Era ormai giunta la notte, a Palazzo, tra parole e sospiri: il cibo si era freddato, i rumori erano cessati.

 Tutto, nel giro di poco, era silenzioso ed  i due ragazzi erano ancora fermi, silenziosi, meditabondi. Quasi avessero paura di rompere qualcosa, di pronunciare una decisione.

 

Fu lui a muoversi per primo.

 A parlare.

"...io ti amo, Oscar. Qualsiasi decisione prenderai sarò con te.Ascolterò ogni tua parola e rispetterò gli ordini che mi darai" disse con voce calma, pacata, prendendola per mano.

Oscar strinse la sua mano forte, fino quasi a farli e farsi male. 

Lo sguardo di André si posò in quello di Oscar ed altri, lunghissimi attimi passarono; attimi carichi, elettrici, conditi da baci soffici , dolci. 

Senza dire nulla e lasciandosi guidare dal suo istinto, senza pensare alle conseguenze, senza pensare a nulla ...Oscar iniziò a camminare, conducendo l'uomo verso la sua camera. 

Sul suo letto.

 

Sentiva che era giunto quel momento. 

Quello in  cui si sarebbe consacrata a lui, come moglie, donna, amante, amica. 

André, incredulo, la fissò. Poi guardò quella enorme stanza, i doppieri con la loro fioca luce. Osservò, fuori dalle grandi finestre, le luci lontane della Reggia; poi, prese quelle mani, quel viso, quel corpo e li fece suoi. Non ci furono cerimonie o fiori posati su quelle coperte di seta, non vi furono auguri o melodie di violini e pianoforte.  Furono solo loro e la notte, che accolse sorniona  la loro gioia, la loro vita, i loro gemiti; accolse le parole, le carezze, i sospiri. Accolse le parole, infinite...ed accolse le loro decisioni finché, stanchi, non crollarono tra le braccia di Morfeo.

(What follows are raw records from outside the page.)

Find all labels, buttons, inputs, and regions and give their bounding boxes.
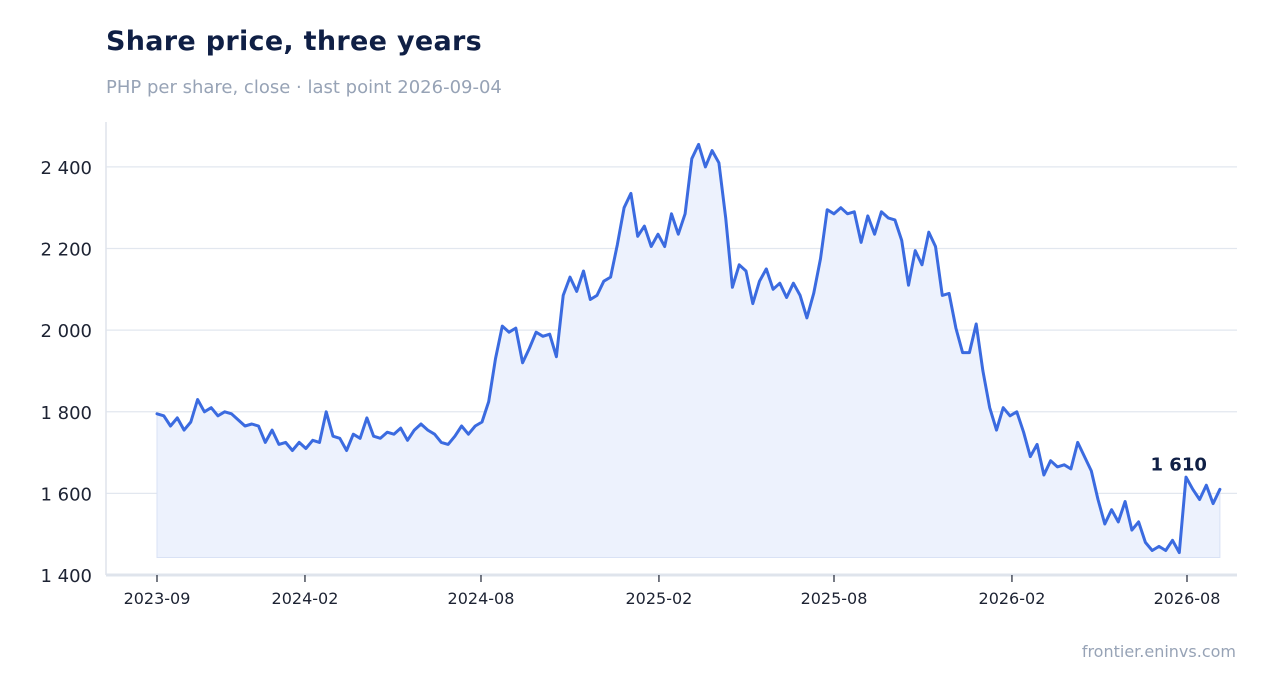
x-tick-label: 2026-02: [979, 589, 1046, 608]
x-axis: 2023-09 2024-02 2024-08 2025-02 2025-08 2026-…: [124, 575, 1221, 608]
y-tick-label: 2 400: [40, 158, 92, 179]
chart-subtitle: PHP per share, close · last point 2026-0…: [106, 77, 502, 98]
y-tick-label: 1 400: [40, 566, 92, 587]
y-tick-label: 2 200: [40, 240, 92, 261]
source-label: frontier.eninvs.com: [1081, 642, 1236, 661]
x-tick-label: 2024-08: [448, 589, 515, 608]
x-tick-label: 2023-09: [124, 589, 191, 608]
y-axis: 1 400 1 600 1 800 2 000 2 200 2 400: [40, 158, 92, 587]
x-tick-label: 2025-02: [626, 589, 693, 608]
price-area: [156, 143, 1221, 558]
y-tick-label: 1 800: [40, 403, 92, 424]
price-line: [155, 142, 1222, 555]
x-tick-label: 2026-08: [1154, 589, 1221, 608]
y-tick-label: 2 000: [40, 321, 92, 342]
chart-title: Share price, three years: [106, 26, 482, 57]
x-tick-label: 2025-08: [801, 589, 868, 608]
x-tick-label: 2024-02: [272, 589, 339, 608]
last-value-label: 1 610: [1151, 454, 1207, 475]
y-tick-label: 1 600: [40, 484, 92, 505]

 Occhi negli occhi, pelle contro pelle, Oscar e Andrè lasciarono che la calda notte li avvolgesse , addormentandosi l’ uno nel respiro dell’ altra.  

 

Quando, al mattino, una delle cameriere entro nella stanza per svegliare Oscar, trovò solo che un biglietto ad attenderla. 

Un biglietto per Nanny.

 

...grazie vi era scritto. 

 

Solo quello.

 

La donna, commossa, sorrise e capì; avrebbe avuto qualcosa da spiegare, ma era il male minore. La vita andava avanti, tutto doveva seguire il suo corso.

Nanny si alzò dalla panca su cui si era seduta , si aggiustò la veste e iniziò la sua giornata. Lontano da li, lontano da lei qualche  migliaio di tese, Oscar e Andrè cavalcavano nell'alba da poco sorta, tra i colori rosso violacei e le stelle che stavano andando a dormire. 

 

Tre giorni li avevano aiutati a capire.
A conoscere l’ amore.

Tre giorni di cammino...li avrebbero condotti ancora dove tutto iniziò e da li...via. Lontani. Verso la libertà.